The implentation of the final algorithm (src/renderer/vcm2.cpp) is essentially a combination of prior work by Grittmann et al [2019] and Šik et al [2016]. We found that we could sometimes get significantly improved results, in particular in areas of rough caustics.
The results of the final algorithm (last three images on the right) show some mild improvements over previous methods.
The codebase also implements some crude path-guiding techniques, as one of the original goals of the work was to mix path-guiding and MCMC methods in a novel way.
Optionally, the renderer includes interactive tools (with a basic real time renderer in Vulkan), which were particularly useful for visual debugging of the path-guiding data structures.
Probably not... at least not yet. It's here as a reference implementation of the work done in my Master's Thesis, though I hope I can extend it to something that can actually be useful for other people.
- CMake OR scons
- Embree
- stblib
- tinyexr
If you would like to compile the interactive tools, then you'll also need
- glfw
- vulkan
- imgui
- vickyr (custom vulkan renderer - link will be added soon)
(Note: the compilation was tested on the latest versions of debian (clang and gcc) and windows (clang and msvc))
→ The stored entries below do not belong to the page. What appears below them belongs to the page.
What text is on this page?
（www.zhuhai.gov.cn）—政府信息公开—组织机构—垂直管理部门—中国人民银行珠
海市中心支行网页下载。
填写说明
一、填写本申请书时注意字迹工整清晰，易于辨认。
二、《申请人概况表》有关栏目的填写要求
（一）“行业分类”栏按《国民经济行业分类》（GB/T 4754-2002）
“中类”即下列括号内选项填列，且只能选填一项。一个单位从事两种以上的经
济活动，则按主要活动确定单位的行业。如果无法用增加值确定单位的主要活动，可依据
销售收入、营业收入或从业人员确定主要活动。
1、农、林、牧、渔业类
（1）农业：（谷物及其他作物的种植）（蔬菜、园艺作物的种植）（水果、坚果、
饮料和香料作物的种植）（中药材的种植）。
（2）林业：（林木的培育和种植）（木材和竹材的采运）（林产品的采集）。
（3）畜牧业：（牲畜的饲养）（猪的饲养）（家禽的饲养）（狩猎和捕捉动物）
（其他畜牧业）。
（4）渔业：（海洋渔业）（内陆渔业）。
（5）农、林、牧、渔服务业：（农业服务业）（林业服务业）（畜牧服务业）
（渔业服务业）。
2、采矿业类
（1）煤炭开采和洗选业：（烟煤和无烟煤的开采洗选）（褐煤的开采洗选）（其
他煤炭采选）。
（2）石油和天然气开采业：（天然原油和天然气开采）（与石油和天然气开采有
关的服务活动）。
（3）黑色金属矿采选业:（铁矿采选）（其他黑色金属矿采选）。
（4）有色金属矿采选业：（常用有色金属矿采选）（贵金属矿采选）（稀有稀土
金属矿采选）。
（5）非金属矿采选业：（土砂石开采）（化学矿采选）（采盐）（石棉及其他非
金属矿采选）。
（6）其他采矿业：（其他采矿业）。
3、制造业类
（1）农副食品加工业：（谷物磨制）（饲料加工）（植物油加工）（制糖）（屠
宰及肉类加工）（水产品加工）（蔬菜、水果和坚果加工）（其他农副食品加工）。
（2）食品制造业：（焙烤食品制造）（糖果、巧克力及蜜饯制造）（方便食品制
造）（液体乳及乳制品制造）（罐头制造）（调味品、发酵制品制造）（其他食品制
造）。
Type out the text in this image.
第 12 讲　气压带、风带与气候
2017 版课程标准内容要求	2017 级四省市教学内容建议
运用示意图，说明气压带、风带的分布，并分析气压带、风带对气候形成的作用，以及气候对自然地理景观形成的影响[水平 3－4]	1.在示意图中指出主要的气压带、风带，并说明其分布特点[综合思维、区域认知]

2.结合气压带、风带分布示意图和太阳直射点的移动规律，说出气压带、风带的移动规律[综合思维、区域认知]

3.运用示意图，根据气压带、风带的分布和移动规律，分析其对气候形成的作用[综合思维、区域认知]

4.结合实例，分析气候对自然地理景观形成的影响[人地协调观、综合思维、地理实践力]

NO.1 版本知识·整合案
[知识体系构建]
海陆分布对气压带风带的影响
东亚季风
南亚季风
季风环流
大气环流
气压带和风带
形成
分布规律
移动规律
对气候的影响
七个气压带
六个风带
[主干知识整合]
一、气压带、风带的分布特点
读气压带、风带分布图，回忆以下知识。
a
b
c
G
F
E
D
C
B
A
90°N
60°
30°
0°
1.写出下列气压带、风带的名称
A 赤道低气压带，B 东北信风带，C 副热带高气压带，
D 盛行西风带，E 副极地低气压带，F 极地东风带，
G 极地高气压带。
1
- Configure the (absolute) paths to the libraries in config.py
- run
scons debug=${A} target=${B}, where ${A} is 'debug' or 'release', and ${B} is 'min' or 'tools'
- Configure the (absolute) paths to the libraries in cmake/config.cmake
- run the cmake uild normaly
I would have called it "hikari", the japanese word for light, but unfortunately my code is not as "simple and clean" as I'd like it to be.